How to get 4K from my MacBook pro on a 4K TV?

Discussion in 'MacBook Pro' started by Samyaza, Sep 17, 2015.

  1. Samyaza macrumors newbie


    Sep 17, 2015
    Hello everyone,
    I got my first Apple computer few days ago. It all started with my iPad mini 2. I bought it it's music apps capabilities and then I started to love the Apple brand, operating system, design and pretty much everything about it. I decided to get a macbook pro and that's what I did.

    My configuration is as follows:

    MacBook Pro Retina Display, Early 2013
    Processor 3 GHz Intel Core i7
    Memory 8 GB 1600 MHz DDR3
    Graphics Intel HD Graphics 4000 1024 MB
    SSD: 512 GB
    OS Yosemite 10.10.5 (installed by me, was delivered with Mountain Lion)

    Was in mint condition, only 12 cycles on the battery.

    However I decided to get also a TV for use it as desktop and I got a PANASONIC TX-40CX400E, is a cheap 4K TV but I got it for it's 4K display and 5 years warranty. Was not delivered yet! I'm waiting for the TV to come.

    However I have a huge problem. The TV has HDMI 2.0 and the MacBook Pro early 2013 it doesn't!
    My HDMI on the MacBook (as far I read about it) is only capable of doing Full HD (1080p).

    Can anybody tell me how to get the 4K out of my MacBook?
    There are any adapters from thunderbolt to HDMI 2.0?
    I looked over the internet but the information is so misleading..
    I found all kind of adapters but some had very bad ratings like 2 out of 5 and I wonder why?

    I know my Notebook is capable of doing 4K but how should I connect it to my new TV?

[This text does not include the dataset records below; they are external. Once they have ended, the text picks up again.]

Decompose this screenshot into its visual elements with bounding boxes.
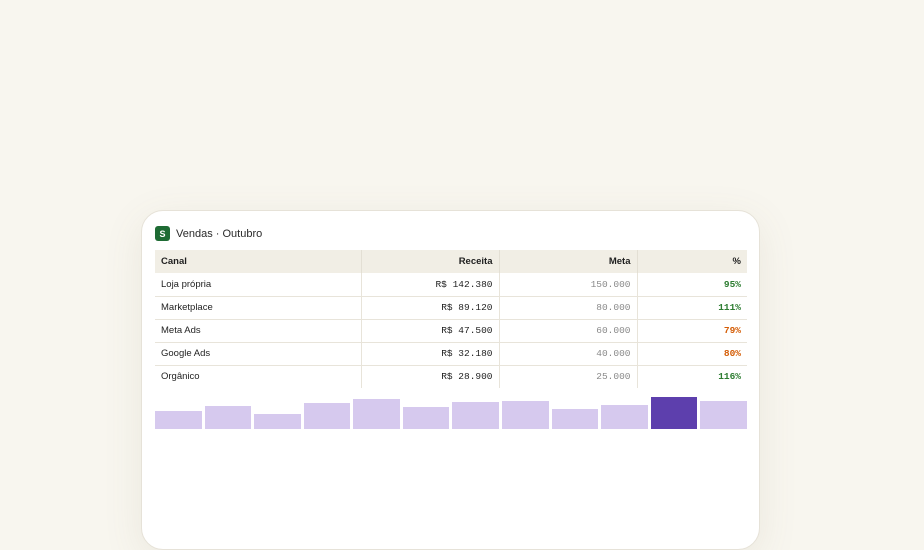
sparkline-bars — [155, 397, 747, 429]
cell-receita[interactable]: R$ 28.900 — [361, 364, 500, 388]
table-row[interactable]: Marketplace R$ 89.120 80.000 111% — [155, 295, 747, 319]
sparkline-bar[interactable] — [402, 407, 450, 429]
cell-canal[interactable]: Loja própria — [155, 273, 362, 296]
cell-canal[interactable]: Orgânico — [155, 364, 362, 388]
sparkline-bar[interactable] — [650, 397, 698, 429]
cell-receita[interactable]: R$ 32.180 — [361, 341, 500, 365]
table-header-row: Canal Receita Meta % — [155, 250, 747, 273]
cell-pct[interactable]: 111% — [637, 295, 747, 319]
cell-canal[interactable]: Marketplace — [155, 295, 362, 319]
sparkline-bar[interactable] — [452, 402, 500, 429]
sparkline-bar[interactable] — [502, 401, 549, 429]
sparkline-bar[interactable] — [303, 403, 351, 429]
cell-pct[interactable]: 79% — [637, 318, 747, 342]
cell-receita[interactable]: R$ 142.380 — [361, 273, 500, 296]
sales-table: Canal Receita Meta % Loja própria R$ 142… — [155, 250, 747, 388]
cell-canal[interactable]: Meta Ads — [155, 318, 362, 342]
sparkline-bar[interactable] — [254, 414, 301, 429]
sparkline-bar[interactable] — [700, 401, 747, 429]
column-header-receita[interactable]: Receita — [361, 250, 500, 273]
cell-meta[interactable]: 25.000 — [499, 364, 638, 388]
sparkline-bar[interactable] — [353, 399, 400, 429]
cell-pct[interactable]: 80% — [637, 341, 747, 365]
cell-meta[interactable]: 80.000 — [499, 295, 638, 319]
table-row[interactable]: Google Ads R$ 32.180 40.000 80% — [155, 341, 747, 365]
sparkline-bar[interactable] — [155, 411, 202, 429]
spreadsheet-icon: S — [155, 226, 170, 241]
cell-canal[interactable]: Google Ads — [155, 341, 362, 365]
cell-meta[interactable]: 60.000 — [499, 318, 638, 342]
table-row[interactable]: Loja própria R$ 142.380 150.000 95% — [155, 273, 747, 296]
sparkline-bar[interactable] — [551, 409, 599, 429]
table-row[interactable]: Meta Ads R$ 47.500 60.000 79% — [155, 318, 747, 342]
cell-meta[interactable]: 40.000 — [499, 341, 638, 365]
cell-receita[interactable]: R$ 89.120 — [361, 295, 500, 319]
column-header-meta[interactable]: Meta — [499, 250, 638, 273]
sparkline-bar[interactable] — [601, 405, 648, 429]
card-header: S Vendas · Outubro — [155, 226, 262, 241]
column-header-canal[interactable]: Canal — [155, 250, 362, 273]
sales-card: S Vendas · Outubro Canal Receita Meta % … — [141, 210, 760, 550]
sheet-title: Vendas · Outubro — [176, 227, 263, 240]
table-row[interactable]: Orgânico R$ 28.900 25.000 116% — [155, 364, 747, 388]
cell-pct[interactable]: 116% — [637, 364, 747, 388]
sparkline-bar[interactable] — [204, 406, 252, 429]
cell-pct[interactable]: 95% — [723, 278, 741, 290]
column-header-pct[interactable]: % — [637, 250, 747, 273]
cell-receita[interactable]: R$ 47.500 — [361, 318, 500, 342]
cell-meta[interactable]: 150.000 — [499, 273, 638, 296]
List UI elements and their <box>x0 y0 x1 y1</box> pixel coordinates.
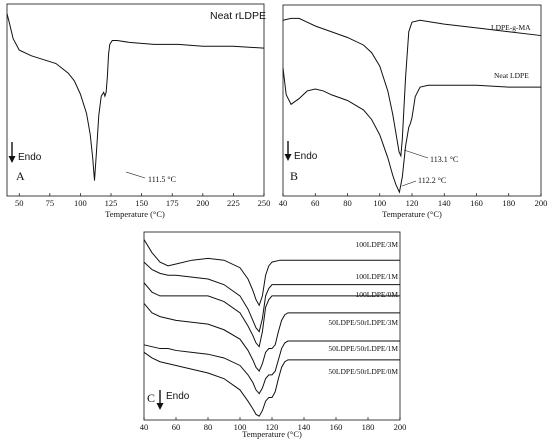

  2. cariacou macrumors 6502a


    Jul 21, 2010
    Thunderbolt/Display port adapter > display port.
    There might be adapters to hdmi 2 too
  3. Samuelsan2001 macrumors 604

    Oct 24, 2013
    It won't do 4K output, you'll have to do it as 1080p. Any HDMI or thunderbolt to HDMI will do this fine (HDMI 2.0 is back compatable)

    Here are apples tech specs, the highest output is 2560 x 1600.
  4. RoboWarriorSr macrumors 6502a

    Feb 23, 2013
    There is a hack mentioned on this forums that someone developed for older 13" rMBP that will enable 52 hertz 4K (I believe it is for the HD 4000 and Iris 5100 but not too sure). To connect to a 4k display, officially only the 2013+ models support 4K (2013~2014 4K on HMDI 30 Hertz, technically same with display port; 2015 model 4K on HDMI 30 Hertz, and Display port 60 Hertz).
  5. Samuelsan2001 macrumors 604

    Oct 24, 2013
    As far as I know that is the 5100 using a thunderbolt 2 for the bandwidth.
  6. RoboWarriorSr macrumors 6502a

    Feb 23, 2013
    Yes but the connection is still "display port" or all intents and purposes (my disport port cable for the 2009 mac fits in my thunderbolt connection in 2015 model). But that is an important distinction to make.
  7. patternjake macrumors member


    Sep 17, 2015
    I use a thunderbolt to HDMI adapter, then a HDMI cable into the TV, and my TV is a flipping whopper, 52 inches, which is set up at more than 4K. The mac works with no problems at all at that resolution.
  8. Samyaza thread starter macrumors newbie


    Sep 17, 2015
    I'm convinced I can get 4K out from my ports, no matter what the specification says about my MacBook pro.
    The question is how? I made some researches and I found on another forum that a guy with an early 2013 just like mine put out 4K.. The thunderbolt port is able to do that.
    The question remains.. how? Hey RoboWarriorSR can you give the link to that hack? I'm unable to find it. Thanks.
  9. Samuelsan2001 macrumors 604

    Oct 24, 2013
    Maybe you can but I'm willing to bet it's a very poor experience on the HD4000 graphics.
  10. RoboWarriorSr macrumors 6502a

    Feb 23, 2013
    Umm did you use the search bar because it came up quite easily

    The Thread:

    It seems you need to be on 10.8 officially for the hack to work though, someone else might have made a patch for 10.9/10.10. It doesn't seem the person is updating it anymore so best luck would be to downgrade your OS (which I don't think you would like) or ask the person directly.